Kenan elindeki zeka küpüyle uğraşırken "Nasıl geçti tanışma merasimi?" dedi.

Ebru yüzünü buruşturdu.

"Kafam çok karıştı. Herkes herkesin bir taraftan akrabası çıkıyor burada."

Kenan yine başını kaldırmadan kıkırdadı. "Alışırsın daha öğrenmek için uzunca zamanın olacak."

Kenan'ın öylesine söyledi sözleri üzerine ikisinin de buluşan bakışları birbirine takılı kaldı. Çok iyi biliyorlardı, yalandı. Bitecekti.

Devran derin nefes alıp "Burcu nereye kayboldu?" dedi kardeşine dönerek.

Kenan elindeki küple oynamayı bıraktı. Ortada duran sehpaya doğru uzandı koymak için. Sonra sırtını koltuğa yasladı. "Yattı herhalde." Dedi. Aslında kendisi de merak ediyordu. Uyumuş muydu acaba?

Devran, başını sallayıp nişanlısına döndü. "Uykun geldi mi?"

Ebru kızaran gözlerini yumdu. Başını salladı. Bu evet demekti.

"Hadi gel. Annem namazını bitirip bizi yakalamadan seni odana götüreyim." Dedi çapkın bir gülüşle. Kenan ağabeyinin sözlerine sırıttı. Sonra "Tabi, yolu göster." Dedi imayla.
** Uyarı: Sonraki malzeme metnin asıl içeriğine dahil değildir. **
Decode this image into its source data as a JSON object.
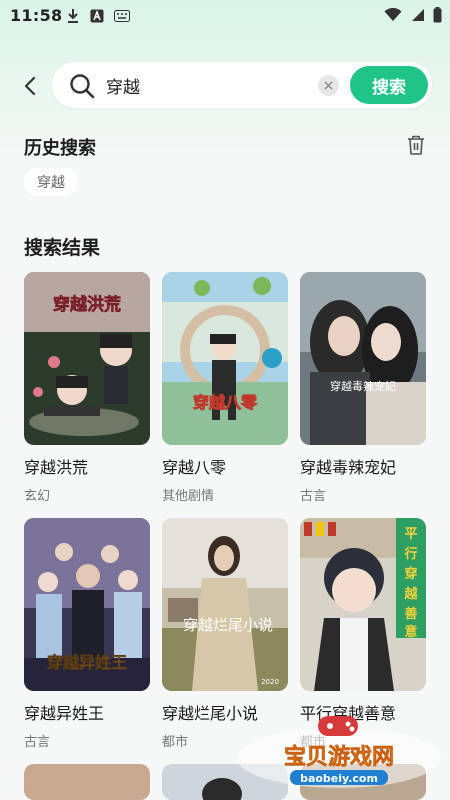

Ebru, Kenan'ın gülüşüne eşlik etmekle yetinirken Devran kolunun altına sıkıştırdığı yastığı kardeşinin suratına hedefledi. "Çok konuşma sen."

Kenan yastığı havada yakalayıp sırtına yerleştirdi alaycı gülüşünü yüzünden düşürmeden.

Devran ayağa kalkıp Ebru'nun önüne geçti. Ebru da adamın arkasına takılarak yukarı çıktılar. Bir sürü kapının önünden geçtikten sonra birinde durdu. Ebru'ya omzunun üstünden baktıktan sonra kapıyı açıp içeri girdi.

Ebru, kapının açık kalmasından rahatsız olacağına karar verip ardından kapattı. Oda bir kişiye yetecek büyüklükteydi. Çoktan getirilen bavulları dolapların önünde duruyordu.